The final aggregated step-level advantage function for Dr. MAMR.

“Dr. MAMR’s training advantage combines outcome correctness, causal impact, and restart success.”

Experiments and Results: Dr. MAMR in Action

Overall Performance

Across seven math reasoning benchmarks, Dr. MAMR consistently surpassed all baselines—both the single‑agent GRPO and the original multi‑agent ReMA. ReMA’s lazy‑agent issue hurt performance; Dr. MAMR restored collaboration and achieved substantial gains.

Table showing performance results on seven math benchmarks. Dr. MAMR consistently outperforms all baselines, including GRPO and ReMA.
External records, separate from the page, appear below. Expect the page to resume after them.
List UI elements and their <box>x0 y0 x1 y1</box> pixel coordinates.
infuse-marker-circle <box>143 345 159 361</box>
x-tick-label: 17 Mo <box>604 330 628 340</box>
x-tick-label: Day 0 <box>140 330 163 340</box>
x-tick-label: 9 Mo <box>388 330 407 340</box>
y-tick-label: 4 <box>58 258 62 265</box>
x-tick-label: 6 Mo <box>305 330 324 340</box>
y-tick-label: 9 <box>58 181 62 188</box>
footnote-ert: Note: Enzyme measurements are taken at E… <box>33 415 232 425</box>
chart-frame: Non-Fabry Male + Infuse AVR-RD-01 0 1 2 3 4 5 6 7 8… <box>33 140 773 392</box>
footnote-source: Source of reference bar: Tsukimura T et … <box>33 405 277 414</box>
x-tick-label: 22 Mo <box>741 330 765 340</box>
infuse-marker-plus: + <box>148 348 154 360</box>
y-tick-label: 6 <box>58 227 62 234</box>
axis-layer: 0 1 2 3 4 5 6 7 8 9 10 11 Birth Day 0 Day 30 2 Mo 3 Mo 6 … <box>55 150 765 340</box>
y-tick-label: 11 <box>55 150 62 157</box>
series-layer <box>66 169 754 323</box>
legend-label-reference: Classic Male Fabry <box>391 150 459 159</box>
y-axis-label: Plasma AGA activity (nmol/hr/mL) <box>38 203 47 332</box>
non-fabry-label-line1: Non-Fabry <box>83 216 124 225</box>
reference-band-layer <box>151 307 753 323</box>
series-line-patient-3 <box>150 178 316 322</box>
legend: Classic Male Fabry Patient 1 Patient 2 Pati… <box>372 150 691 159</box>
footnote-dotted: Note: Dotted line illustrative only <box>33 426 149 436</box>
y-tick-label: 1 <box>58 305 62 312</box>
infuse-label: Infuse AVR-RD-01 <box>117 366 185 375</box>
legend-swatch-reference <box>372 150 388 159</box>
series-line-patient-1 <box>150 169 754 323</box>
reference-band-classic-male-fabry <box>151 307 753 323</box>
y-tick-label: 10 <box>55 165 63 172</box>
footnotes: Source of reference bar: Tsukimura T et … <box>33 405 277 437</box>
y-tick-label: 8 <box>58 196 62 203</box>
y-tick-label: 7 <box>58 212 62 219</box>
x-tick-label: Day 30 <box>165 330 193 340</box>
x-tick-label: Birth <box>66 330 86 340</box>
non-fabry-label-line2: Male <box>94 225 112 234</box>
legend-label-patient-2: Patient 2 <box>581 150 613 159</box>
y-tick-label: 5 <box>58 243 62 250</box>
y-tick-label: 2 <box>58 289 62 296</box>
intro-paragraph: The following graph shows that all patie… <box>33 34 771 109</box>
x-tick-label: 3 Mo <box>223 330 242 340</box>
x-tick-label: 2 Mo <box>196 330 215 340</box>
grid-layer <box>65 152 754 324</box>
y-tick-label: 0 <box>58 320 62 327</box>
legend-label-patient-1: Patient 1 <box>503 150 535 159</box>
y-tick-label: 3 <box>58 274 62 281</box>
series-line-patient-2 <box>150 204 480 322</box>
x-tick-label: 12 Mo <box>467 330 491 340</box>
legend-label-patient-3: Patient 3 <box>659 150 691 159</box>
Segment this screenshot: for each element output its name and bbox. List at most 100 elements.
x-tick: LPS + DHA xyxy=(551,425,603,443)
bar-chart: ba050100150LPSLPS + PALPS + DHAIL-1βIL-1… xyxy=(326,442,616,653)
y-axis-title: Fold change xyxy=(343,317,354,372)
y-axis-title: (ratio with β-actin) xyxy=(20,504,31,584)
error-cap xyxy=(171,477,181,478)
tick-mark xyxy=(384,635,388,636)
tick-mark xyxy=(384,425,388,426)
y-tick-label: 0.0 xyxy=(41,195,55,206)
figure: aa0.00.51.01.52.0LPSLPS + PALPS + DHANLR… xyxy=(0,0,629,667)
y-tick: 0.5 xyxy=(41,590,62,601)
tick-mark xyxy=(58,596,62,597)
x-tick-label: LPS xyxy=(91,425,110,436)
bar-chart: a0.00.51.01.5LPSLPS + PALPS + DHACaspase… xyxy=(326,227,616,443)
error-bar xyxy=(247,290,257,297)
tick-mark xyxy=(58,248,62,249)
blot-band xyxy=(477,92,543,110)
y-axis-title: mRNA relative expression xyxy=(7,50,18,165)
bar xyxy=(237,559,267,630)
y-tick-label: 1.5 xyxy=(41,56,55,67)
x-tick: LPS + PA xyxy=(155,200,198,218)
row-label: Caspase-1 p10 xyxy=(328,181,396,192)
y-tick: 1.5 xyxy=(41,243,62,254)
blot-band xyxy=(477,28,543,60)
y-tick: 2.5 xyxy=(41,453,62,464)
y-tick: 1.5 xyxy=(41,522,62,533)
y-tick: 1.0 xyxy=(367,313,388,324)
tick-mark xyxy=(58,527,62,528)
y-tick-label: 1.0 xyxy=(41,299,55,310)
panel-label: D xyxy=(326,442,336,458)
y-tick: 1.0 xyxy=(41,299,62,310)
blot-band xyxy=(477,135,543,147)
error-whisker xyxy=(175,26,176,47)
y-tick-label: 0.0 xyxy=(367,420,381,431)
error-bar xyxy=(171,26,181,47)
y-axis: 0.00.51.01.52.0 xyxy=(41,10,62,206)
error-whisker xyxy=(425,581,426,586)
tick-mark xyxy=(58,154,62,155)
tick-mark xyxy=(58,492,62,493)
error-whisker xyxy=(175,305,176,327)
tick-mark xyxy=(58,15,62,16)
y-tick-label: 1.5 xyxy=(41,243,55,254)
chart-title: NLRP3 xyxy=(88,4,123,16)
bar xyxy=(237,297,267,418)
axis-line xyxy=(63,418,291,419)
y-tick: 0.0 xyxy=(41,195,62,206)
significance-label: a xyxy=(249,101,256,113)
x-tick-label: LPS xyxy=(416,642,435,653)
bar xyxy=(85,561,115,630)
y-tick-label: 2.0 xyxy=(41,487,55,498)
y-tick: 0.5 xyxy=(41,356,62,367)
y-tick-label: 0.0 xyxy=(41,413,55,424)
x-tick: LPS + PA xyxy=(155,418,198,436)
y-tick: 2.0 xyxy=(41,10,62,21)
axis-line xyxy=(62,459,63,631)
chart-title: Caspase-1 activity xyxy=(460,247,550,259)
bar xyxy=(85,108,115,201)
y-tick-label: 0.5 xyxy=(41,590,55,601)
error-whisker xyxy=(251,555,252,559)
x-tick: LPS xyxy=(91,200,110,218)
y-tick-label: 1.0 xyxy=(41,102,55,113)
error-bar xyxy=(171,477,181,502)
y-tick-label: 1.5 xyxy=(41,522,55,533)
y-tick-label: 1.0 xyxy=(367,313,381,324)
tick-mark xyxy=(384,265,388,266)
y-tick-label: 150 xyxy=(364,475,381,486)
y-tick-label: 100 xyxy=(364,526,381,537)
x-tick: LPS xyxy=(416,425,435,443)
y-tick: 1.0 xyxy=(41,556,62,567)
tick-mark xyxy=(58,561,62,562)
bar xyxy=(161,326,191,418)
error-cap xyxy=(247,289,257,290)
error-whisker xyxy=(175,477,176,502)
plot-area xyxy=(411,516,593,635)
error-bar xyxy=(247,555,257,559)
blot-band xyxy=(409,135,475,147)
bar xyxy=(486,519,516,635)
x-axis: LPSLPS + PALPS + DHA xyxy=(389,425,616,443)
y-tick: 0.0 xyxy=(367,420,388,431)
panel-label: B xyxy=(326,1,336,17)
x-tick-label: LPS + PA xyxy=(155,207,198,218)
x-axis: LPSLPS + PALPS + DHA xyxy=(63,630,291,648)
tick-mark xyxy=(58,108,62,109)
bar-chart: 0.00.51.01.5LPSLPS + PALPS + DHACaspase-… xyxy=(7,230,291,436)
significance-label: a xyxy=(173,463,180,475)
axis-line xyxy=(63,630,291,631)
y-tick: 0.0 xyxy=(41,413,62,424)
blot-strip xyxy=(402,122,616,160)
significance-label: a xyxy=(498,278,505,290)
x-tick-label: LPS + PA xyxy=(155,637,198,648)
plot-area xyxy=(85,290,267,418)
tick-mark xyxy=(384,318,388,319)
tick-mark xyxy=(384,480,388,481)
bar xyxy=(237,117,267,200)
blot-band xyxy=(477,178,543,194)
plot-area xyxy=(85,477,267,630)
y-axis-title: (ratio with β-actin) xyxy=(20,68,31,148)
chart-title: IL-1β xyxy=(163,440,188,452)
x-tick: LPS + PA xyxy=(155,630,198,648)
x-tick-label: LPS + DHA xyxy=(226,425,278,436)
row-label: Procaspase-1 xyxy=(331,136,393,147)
“Dr. MAMR converts a failing multi‑agent system into one that surpasses single‑agent reasoning.”

Inside the Training Process

A composite figure showing causal influence during training, mean reward curves, and pass@K performance.

“(a) Causal influence balances between agents under Dr. MAMR; (b) training remains stable; (c) performance scales better with more samples.”

Key observations:

  • Causal Influence: Under ReMA, the reasoning agent’s influence wanes; under Dr. MAMR, both agents grow together.
  • Training Stability: Dr. MAMR avoids collapse—its reward curve stays strong and steady.
  • Scaling Performance: As more attempts (K) are allowed, Dr. MAMR keeps gaining ground, reflecting richer reasoning diversity.

Component Importance

An ablation study confirms each module’s necessity. Removing normalization debias (ND), causal‑influence reward (CI), or restart behavior (RB) degrades performance.

Table from the ablation study showing that removing any of Dr. MAMR’s components degrades performance.

“Each component—debiasing, causal reward, restart—is essential for full performance.”

Conclusion: Building Better AI Teammates

The “lazy agent” problem reveals a deep truth about collaborative AI: simply linking two intelligent models doesn’t guarantee teamwork. Their training objectives and incentives matter profoundly.

The paper’s contributions are threefold:

  1. Diagnosis: It pinpoints and theoretically explains the lazy‑agent issue stemming from multi‑turn loss normalization bias.
  2. Remedy: It introduces the Shapley‑inspired causal‑influence mechanism to reward meaningful contributions.
  3. Recovery: It designs a verifiable restart reward that teaches agents to recognize their own mistakes and reset when necessary.

With these innovations, Dr. MAMR transforms dysfunctional cooperation into synergistic reasoning. It’s a powerful demonstration of how thoughtful optimization design can turn AI agents from passive bystanders into active collaborators—pushing multi‑agent LLM reasoning ever closer to genuine teamwork.